Accepted Paper
Paper short abstract
This work presents quantitative-qualitative analysis of perceived kanji difficulty among native speakers and learners of Japanese. Stroke count, radicals, and lexical familiarity were rated high as difficulty predictors, but empirical results show that perception may not correspond to performance.
Paper long abstract
This study investigates how learners and native speakers perceive kanji difficulty, based on 65 detailed survey responses. Participants were presented with five groups of five kanji pairs, each differing in one trait: frequency, stroke count, number of readings, number of meanings, and concreteness of meaning. Before making pairwise judgments, participants indicated which factors they believed most influence difficulty. This design allows comparison between stated beliefs and actual selections, as well as differences between proficiency groups.
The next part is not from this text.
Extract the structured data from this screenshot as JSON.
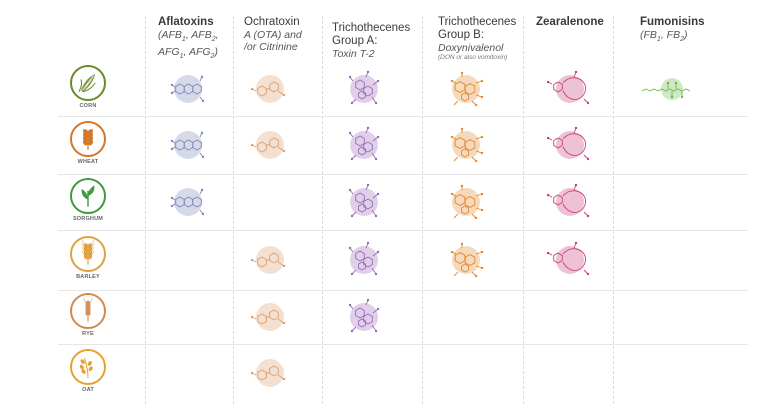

Results reveal two key contrasts. First, both learners and native speakers claim stroke count and radicals are primary determinants of difficulty. However, their choices tell a more nuanced story. Learners disproportionately judged kanji with unfamiliar components or multiple readings as harder, while native speakers were more sensitive to subtle visual distinctions and semantic nuance. Across all responses, recognisable components, stroke count, and lexical familiarity emerged as dominant predictors, with mean influence scores above 2.1 on a 0–3 scale. Visual similarity strongly shaped judgments, exemplified by 未/末, where 末 was chosen as harder in 63% of cases, despite being more frequent. This suggest that human perception of frequency may be unreliable. In contrast, formal indicators such as JLPT level (mean 1.03) and school grade of instruction (1.06) were weak predictors, indicating that curricular labels do not match intuitive difficulty.
Qualitative comments reinforce these findings. Learners emphasised memorisation strategies, radicals, and vocabulary exposure, while native speakers mentioned graphical balance and stroke order. Symmetry and overall shape were mentioned but ranked low in quantitative influence. Several participants noted that familiarity through repeated exposure significantly reduced perceived difficulty.
What learners and natives believe is difficult may not correspond to error patterns or acquisition speed. Therefore, the next step is to contrast these perceptual biases with empirical data to identify where intuition diverges from reality.T his research provides a foundation for understanding perceptual bias (mainly overestimation of stroke count importance, and lack of frequency awareness) and its role in shaping effective, data-driven approaches to kanji acquisition.